|시간 제한||메모리 제한||제출||정답||맞은 사람||정답 비율|
|2 초||512 MB||9||7||7||77.778%|
Gwen is just about to finish her Ph.D. entitled The Interesting World of Arrays. She studies many different kinds of arrays, but her favourite type is counting arrays. A counting array simply counts the number of times each possible value appears in an array. Formally, [c0, c1, c2, . . . , cn−1] is the counting array of A = [a0, a1, . . . , an−1] if there are c0 zeroes in A, c1 ones in A, c2 twos in A, and so on. For example, if A = [4, 1, 2, 0, 2], then its counting is [1, 1, 2, 0, 1]. Counting arrays are not defined unless ai is an integer and 0 ≤ ai < n for all 0 ≤ i < n.
The last chapter of Gwen’s thesis is on mod-m self-describing arrays. Let A = [a0, a1, . . . , an−1] be an array with counting array [c0, c1, . . . , cn−1]. For a positive integer m, the array A is a mod-m self-describing array if ai ≡ ci (mod m) for all 0 ≤ i < n. That is, ai and ci leave the same remainder when divided by m.
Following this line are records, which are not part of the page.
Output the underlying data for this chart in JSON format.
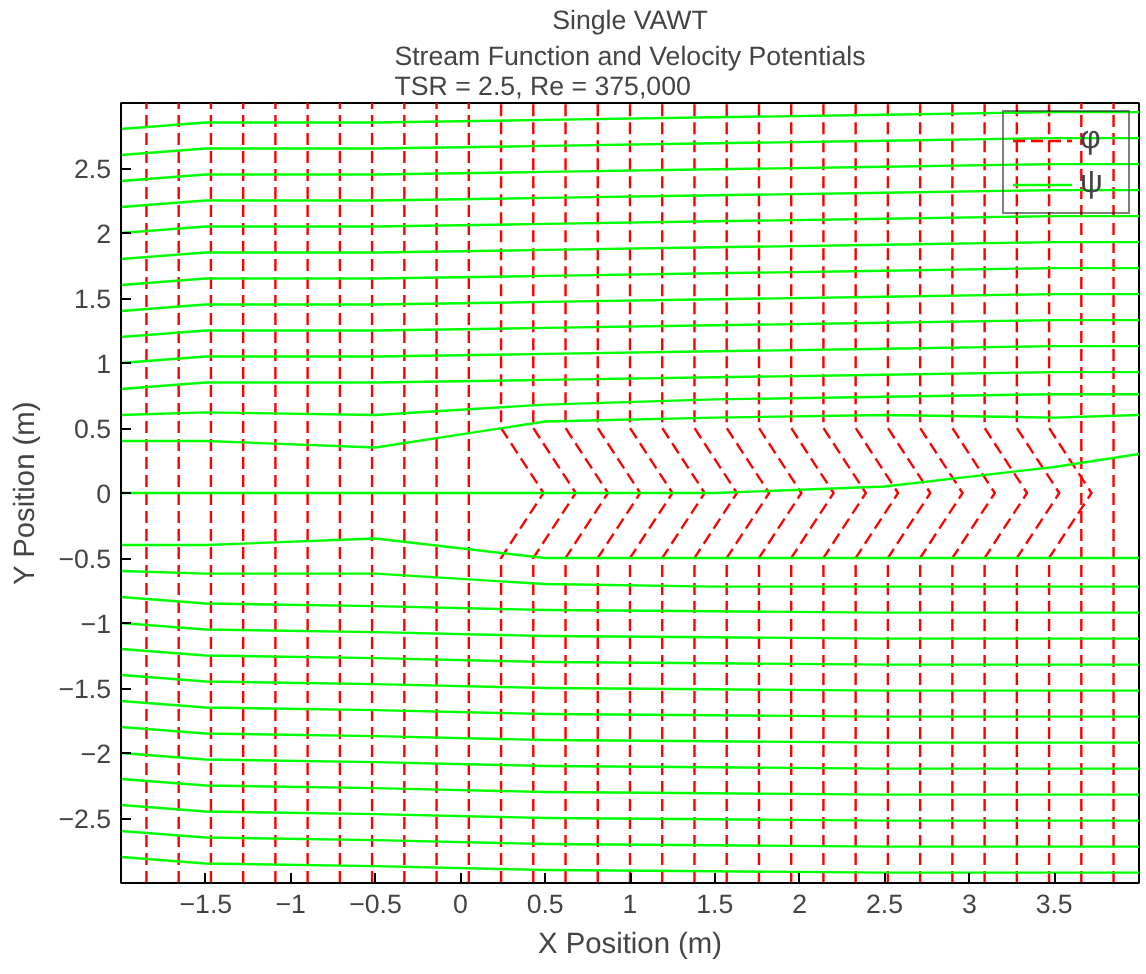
{
  "chart_data": {
    "type": "line",
    "title": "Single VAWT",
    "subtitle": "Stream Function and Velocity Potentials\nTSR = 2.5, Re = 375,000",
    "xlabel": "X Position (m)",
    "ylabel": "Y Position (m)",
    "xlim": [
      -2,
      4
    ],
    "ylim": [
      -3,
      3
    ],
    "xticks": [
      -1.5,
      -1,
      -0.5,
      0,
      0.5,
      1,
      1.5,
      2,
      2.5,
      3,
      3.5
    ],
    "yticks": [
      -2.5,
      -2,
      -1.5,
      -1,
      -0.5,
      0,
      0.5,
      1,
      1.5,
      2,
      2.5
    ],
    "grid": false,
    "legend": "top right",
    "x": [
      -2,
      -1.5,
      -0.5,
      0.5,
      1.5,
      2.5,
      3.5,
      4
    ],
    "series": [
      {
        "name": "φ",
        "color": "#ff0000",
        "line_style": "dashed",
        "x": [
          -1.85,
          -1.85,
          -1.85,
          -1.85,
          -1.85,
          -1.85,
          -1.85,
          -1.85,
          -1.85
        ],
        "values": [
          -3,
          -2,
          -1,
          -0.5,
          0,
          0.5,
          1,
          2,
          3
        ]
      },
      {
        "color": "#ff0000",
        "line_style": "dashed",
        "x": [
          -1.66,
          -1.66,
          -1.66,
          -1.66,
          -1.66,
          -1.66,
          -1.66,
          -1.66,
          -1.66
        ],
        "values": [
          -3,
          -2,
          -1,
          -0.5,
          0,
          0.5,
          1,
          2,
          3
        ]
      },
      {
        "color": "#ff0000",
        "line_style": "dashed",
        "x": [
          -1.47,
          -1.47,
          -1.47,
          -1.47,
          -1.47,
          -1.47,
          -1.47,
          -1.47,
          -1.47
        ],
        "values": [
          -3,
          -2,
          -1,
          -0.5,
          0,
          0.5,
          1,
          2,
          3
        ]
      },
      {
        "color": "#ff0000",
        "line_style": "dashed",
        "x": [
          -1.28,
          -1.28,
          -1.28,
          -1.28,
          -1.28,
          -1.28,
          -1.28,
          -1.28,
          -1.28
        ],
        "values": [
          -3,
          -2,
          -1,
          -0.5,
          0,
          0.5,
          1,
          2,
          3
        ]
      },
      {
        "color": "#ff0000",
        "line_style": "dashed",
        "x": [
          -1.09,
          -1.09,
          -1.09,
          -1.09,
          -1.09,
          -1.09,
          -1.09,
          -1.09,
          -1.09
        ],
        "values": [
          -3,
          -2,
          -1,
          -0.5,
          0,
          0.5,
          1,
          2,
          3
        ]
      },
      {
        "color": "#ff0000",
        "line_style": "dashed",
        "x": [
          -0.9,
          -0.9,
          -0.9,
          -0.9,
          -0.9,
          -0.9,
          -0.9,
          -0.9,
          -0.9
        ],
        "values": [
          -3,
          -2,
          -1,
          -0.5,
          0,
          0.5,
          1,
          2,
          3
        ]
      },
      {
        "color": "#ff0000",
        "line_style": "dashed",
        "x": [
          -0.71,
          -0.71,
          -0.71,
          -0.71,
          -0.71,
          -0.71,
          -0.71,
          -0.71,
          -0.71
        ],
        "values": [
          -3,
          -2,
          -1,
          -0.5,
          0,
          0.5,
          1,
          2,
          3
        ]
      },
      {
        "color": "#ff0000",
        "line_style": "dashed",
        "x": [
          -0.52,
          -0.52,
          -0.52,
          -0.52,
          -0.52,
          -0.52,
          -0.52,
          -0.52,
          -0.52
        ],
        "values": [
          -3,
          -2,
          -1,
          -0.5,
          0,
          0.5,
          1,
          2,
          3
        ]
      },
      {
        "color": "#ff0000",
        "line_style": "dashed",
        "x": [
          -0.33,
          -0.33,
          -0.33,
          -0.33,
          -0.33,
          -0.33,
          -0.33,
          -0.33,
          -0.33
        ],
        "values": [
          -3,
          -2,
          -1,
          -0.5,
          0,
          0.5,
          1,
          2,
          3
        ]
      },
      {
        "color": "#ff0000",
        "line_style": "dashed",
        "x": [
          -0.14,
          -0.14,
          -0.14,
          -0.14,
          -0.14,
          -0.14,
          -0.14,
          -0.14,
          -0.14
        ],
        "values": [
          -3,
          -2,
          -1,
          -0.5,
          0,
          0.5,
          1,
          2,
          3
        ]
      },
      {
        "color": "#ff0000",
        "line_style": "dashed",
        "x": [
          0.05,
          0.05,
          0.05,
          0.05,
          0.05,
          0.05,
          0.05,
          0.05,
          0.05
        ],
        "values": [
          -3,
          -2,
          -1,
          -0.5,
          0,
          0.5,
          1,
          2,
          3
        ]
      },
      {
        "color": "#ff0000",
        "line_style": "dashed",
        "x": [
          0.24,
          0.24,
          0.24,
          0.24,
          0.49,
          0.24,
          0.24,
          0.24,
          0.24
        ],
        "values": [
          -3,
          -2,
          -1,
          -0.5,
          0,
          0.5,
          1,
          2,
          3
        ]
      },
      {
        "color": "#ff0000",
        "line_style": "dashed",
        "x": [
          0.43,
          0.43,
          0.43,
          0.43,
          0.68,
          0.43,
          0.43,
          0.43,
          0.43
        ],
        "values": [
          -3,
          -2,
          -1,
          -0.5,
          0,
          0.5,
          1,
          2,
          3
        ]
      },
      {
        "color": "#ff0000",
        "line_style": "dashed",
        "x": [
          0.62,
          0.62,
          0.62,
          0.62,
          0.87,
          0.62,
          0.62,
          0.62,
          0.62
        ],
        "values": [
          -3,
          -2,
          -1,
          -0.5,
          0,
          0.5,
          1,
          2,
          3
        ]
      },
      {
        "color": "#ff0000",
        "line_style": "dashed",
        "x": [
          0.81,
          0.81,
          0.81,
          0.81,
          1.06,
          0.81,
          0.81,
          0.81,
          0.81
        ],
        "values": [
          -3,
          -2,
          -1,
          -0.5,
          0,
          0.5,
          1,
          2,
          3
        ]
      },
      {
        "color": "#ff0000",
        "line_style": "dashed",
        "x": [
          1.0,
          1.0,
          1.0,
          1.0,
          1.25,
          1.0,
          1.0,
          1.0,
          1.0
        ],
        "values": [
          -3,
          -2,
          -1,
          -0.5,
          0,
          0.5,
          1,
          2,
          3
        ]
      },
      {
        "color": "#ff0000",
        "line_style": "dashed",
        "x": [
          1.19,
          1.19,
          1.19,
          1.19,
          1.44,
          1.19,
          1.19,
          1.19,
          1.19
        ],
        "values": [
          -3,
          -2,
          -1,
          -0.5,
          0,
          0.5,
          1,
          2,
          3
        ]
      },
      {
        "color": "#ff0000",
        "line_style": "dashed",
        "x": [
          1.38,
          1.38,
          1.38,
          1.38,
          1.63,
          1.38,
          1.38,
          1.38,
          1.38
        ],
        "values": [
          -3,
          -2,
          -1,
          -0.5,
          0,
          0.5,
          1,
          2,
          3
        ]
      },
      {
        "color": "#ff0000",
        "line_style": "dashed",
        "x": [
          1.57,
          1.57,
          1.57,
          1.57,
          1.82,
          1.57,
          1.57,
          1.57,
          1.57
        ],
        "values": [
          -3,
          -2,
          -1,
          -0.5,
          0,
          0.5,
          1,
          2,
          3
        ]
      },
      {
        "color": "#ff0000",
        "line_style": "dashed",
        "x": [
          1.76,
          1.76,
          1.76,
          1.76,
          2.01,
          1.76,
          1.76,
          1.76,
          1.76
        ],
        "values": [
          -3,
          -2,
          -1,
          -0.5,
          0,
          0.5,
          1,
          2,
          3
        ]
      },
      {
        "color": "#ff0000",
        "line_style": "dashed",
        "x": [
          1.95,
          1.95,
          1.95,
          1.95,
          2.2,
          1.95,
          1.95,
          1.95,
          1.95
        ],
        "values": [
          -3,
          -2,
          -1,
          -0.5,
          0,
          0.5,
          1,
          2,
          3
        ]
      },
      {
        "color": "#ff0000",
        "line_style": "dashed",
        "x": [
          2.14,
          2.14,
          2.14,
          2.14,
          2.39,
          2.14,
          2.14,
          2.14,
          2.14
        ],
        "values": [
          -3,
          -2,
          -1,
          -0.5,
          0,
          0.5,
          1,
          2,
          3
        ]
      },
      {
        "color": "#ff0000",
        "line_style": "dashed",
        "x": [
          2.33,
          2.33,
          2.33,
          2.33,
          2.58,
          2.33,
          2.33,
          2.33,
          2.33
        ],
        "values": [
          -3,
          -2,
          -1,
          -0.5,
          0,
          0.5,
          1,
          2,
          3
        ]
      },
      {
        "color": "#ff0000",
        "line_style": "dashed",
        "x": [
          2.52,
          2.52,
          2.52,
          2.52,
          2.77,
          2.52,
          2.52,
          2.52,
          2.52
        ],
        "values": [
          -3,
          -2,
          -1,
          -0.5,
          0,
          0.5,
          1,
          2,
          3
        ]
      },
      {
        "color": "#ff0000",
        "line_style": "dashed",
        "x": [
          2.71,
          2.71,
          2.71,
          2.71,
          2.96,
          2.71,
          2.71,
          2.71,
          2.71
        ],
        "values": [
          -3,
          -2,
          -1,
          -0.5,
          0,
          0.5,
          1,
          2,
          3
        ]
      },
      {
        "color": "#ff0000",
        "line_style": "dashed",
        "x": [
          2.9,
          2.9,
          2.9,
          2.9,
          3.15,
          2.9,
          2.9,
          2.9,
          2.9
        ],
        "values": [
          -3,
          -2,
          -1,
          -0.5,
          0,
          0.5,
          1,
          2,
          3
        ]
      },
      {
        "color": "#ff0000",
        "line_style": "dashed",
        "x": [
          3.09,
          3.09,
          3.09,
          3.09,
          3.34,
          3.09,
          3.09,
          3.09,
          3.09
        ],
        "values": [
          -3,
          -2,
          -1,
          -0.5,
          0,
          0.5,
          1,
          2,
          3
        ]
      },
      {
        "color": "#ff0000",
        "line_style": "dashed",
        "x": [
          3.28,
          3.28,
          3.28,
          3.28,
          3.53,
          3.28,
          3.28,
          3.28,
          3.28
        ],
        "values": [
          -3,
          -2,
          -1,
          -0.5,
          0,
          0.5,
          1,
          2,
          3
        ]
      },
      {
        "color": "#ff0000",
        "line_style": "dashed",
        "x": [
          3.47,
          3.47,
          3.47,
          3.47,
          3.72,
          3.47,
          3.47,
          3.47,
          3.47
        ],
        "values": [
          -3,
          -2,
          -1,
          -0.5,
          0,
          0.5,
          1,
          2,
          3
        ]
      },
      {
        "color": "#ff0000",
        "line_style": "dashed",
        "x": [
          3.66,
          3.66,
          3.66,
          3.66,
          3.66,
          3.66,
          3.66,
          3.66,
          3.66
        ],
        "values": [
          -3,
          -2,
          -1,
          -0.5,
          0,
          0.5,
          1,
          2,
          3
        ]
      },
      {
        "color": "#ff0000",
        "line_style": "dashed",
        "x": [
          3.85,
          3.85,
          3.85,
          3.85,
          3.85,
          3.85,
          3.85,
          3.85,
          3.85
        ],
        "values": [
          -3,
          -2,
          -1,
          -0.5,
          0,
          0.5,
          1,
          2,
          3
        ]
      },
      {
        "name": "ψ",
        "color": "#00ff00",
        "line_style": "solid",
        "values": [
          2.8,
          2.85,
          2.85,
          2.87,
          2.89,
          2.91,
          2.93,
          2.93
        ]
      },
      {
        "color": "#00ff00",
        "line_style": "solid",
        "values": [
          2.6,
          2.65,
          2.65,
          2.67,
          2.69,
          2.71,
          2.73,
          2.73
        ]
      },
      {
        "color": "#00ff00",
        "line_style": "solid",
        "values": [
          2.4,
          2.45,
          2.45,
          2.47,
          2.49,
          2.51,
          2.53,
          2.53
        ]
      },
      {
        "color": "#00ff00",
        "line_style": "solid",
        "values": [
          2.2,
          2.25,
          2.25,
          2.27,
          2.29,
          2.31,
          2.33,
          2.33
        ]
      },
      {
        "color": "#00ff00",
        "line_style": "solid",
        "values": [
          2.0,
          2.05,
          2.05,
          2.07,
          2.09,
          2.11,
          2.13,
          2.13
        ]
      },
      {
        "color": "#00ff00",
        "line_style": "solid",
        "values": [
          1.8,
          1.85,
          1.85,
          1.87,
          1.89,
          1.91,
          1.93,
          1.93
        ]
      },
      {
        "color": "#00ff00",
        "line_style": "solid",
        "values": [
          1.6,
          1.65,
          1.65,
          1.67,
          1.69,
          1.71,
          1.73,
          1.73
        ]
      },
      {
        "color": "#00ff00",
        "line_style": "solid",
        "values": [
          1.4,
          1.45,
          1.45,
          1.47,
          1.49,
          1.51,
          1.53,
          1.53
        ]
      },
      {
        "color": "#00ff00",
        "line_style": "solid",
        "values": [
          1.2,
          1.25,
          1.25,
          1.27,
          1.29,
          1.31,
          1.33,
          1.33
        ]
      },
      {
        "color": "#00ff00",
        "line_style": "solid",
        "values": [
          1.0,
          1.05,
          1.05,
          1.07,
          1.09,
          1.11,
          1.13,
          1.13
        ]
      },
      {
        "color": "#00ff00",
        "line_style": "solid",
        "values": [
          0.8,
          0.85,
          0.85,
          0.87,
          0.89,
          0.91,
          0.93,
          0.93
        ]
      },
      {
        "color": "#00ff00",
        "line_style": "solid",
        "values": [
          0.6,
          0.62,
          0.6,
          0.68,
          0.72,
          0.74,
          0.76,
          0.76
        ]
      },
      {
        "color": "#00ff00",
        "line_style": "solid",
        "values": [
          0.4,
          0.4,
          0.35,
          0.55,
          0.58,
          0.6,
          0.58,
          0.6
        ]
      },
      {
        "color": "#00ff00",
        "line_style": "solid",
        "values": [
          0.0,
          0.0,
          0.0,
          0.0,
          0.0,
          0.05,
          0.2,
          0.3
        ]
      },
      {
        "color": "#00ff00",
        "line_style": "solid",
        "values": [
          -0.4,
          -0.4,
          -0.35,
          -0.5,
          -0.5,
          -0.5,
          -0.5,
          -0.5
        ]
      },
      {
        "color": "#00ff00",
        "line_style": "solid",
        "values": [
          -0.6,
          -0.62,
          -0.62,
          -0.7,
          -0.72,
          -0.72,
          -0.72,
          -0.72
        ]
      },
      {
        "color": "#00ff00",
        "line_style": "solid",
        "values": [
          -0.8,
          -0.85,
          -0.87,
          -0.9,
          -0.91,
          -0.92,
          -0.92,
          -0.92
        ]
      },
      {
        "color": "#00ff00",
        "line_style": "solid",
        "values": [
          -1.0,
          -1.05,
          -1.07,
          -1.1,
          -1.11,
          -1.12,
          -1.12,
          -1.12
        ]
      },
      {
        "color": "#00ff00",
        "line_style": "solid",
        "values": [
          -1.2,
          -1.25,
          -1.27,
          -1.3,
          -1.31,
          -1.32,
          -1.32,
          -1.32
        ]
      },
      {
        "color": "#00ff00",
        "line_style": "solid",
        "values": [
          -1.4,
          -1.45,
          -1.47,
          -1.5,
          -1.51,
          -1.52,
          -1.52,
          -1.52
        ]
      },
      {
        "color": "#00ff00",
        "line_style": "solid",
        "values": [
          -1.6,
          -1.65,
          -1.67,
          -1.7,
          -1.71,
          -1.72,
          -1.72,
          -1.72
        ]
      },
      {
        "color": "#00ff00",
        "line_style": "solid",
        "values": [
          -1.8,
          -1.85,
          -1.87,
          -1.9,
          -1.91,
          -1.92,
          -1.92,
          -1.92
        ]
      },
      {
        "color": "#00ff00",
        "line_style": "solid",
        "values": [
          -2.0,
          -2.05,
          -2.07,
          -2.1,
          -2.11,
          -2.12,
          -2.12,
          -2.12
        ]
      },
      {
        "color": "#00ff00",
        "line_style": "solid",
        "values": [
          -2.2,
          -2.25,
          -2.27,
          -2.3,
          -2.31,
          -2.32,
          -2.32,
          -2.32
        ]
      },
      {
        "color": "#00ff00",
        "line_style": "solid",
        "values": [
          -2.4,
          -2.45,
          -2.47,
          -2.5,
          -2.51,
          -2.52,
          -2.52,
          -2.52
        ]
      },
      {
        "color": "#00ff00",
        "line_style": "solid",
        "values": [
          -2.6,
          -2.65,
          -2.67,
          -2.7,
          -2.71,
          -2.72,
          -2.72,
          -2.72
        ]
      },
      {
        "color": "#00ff00",
        "line_style": "solid",
        "values": [
          -2.8,
          -2.85,
          -2.87,
          -2.9,
          -2.91,
          -2.92,
          -2.92,
          -2.92
        ]
      }
    ]
  }
}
For example, consider A = [6, 6, 4, 6, 3, 5, 3] and its counting array [0, 0, 0, 2, 1, 1, 3]. Since they are the same modulo 2 (both become [0, 0, 0, 0, 1, 1, 1]), the array A is said to be a mod-2 self-describing array.
The only thing left to do before Gwen submits her thesis is to compute the number of mod-m self-describing arrays for various values of n and m. Please help compute these numbers.
The input consists of a single line containing two integers n (1 ≤ n ≤ 12), which is the length of the array, and m (2 ≤ m ≤ 109), which is the modulus.
Display the number of mod-m self-describing arrays of length n.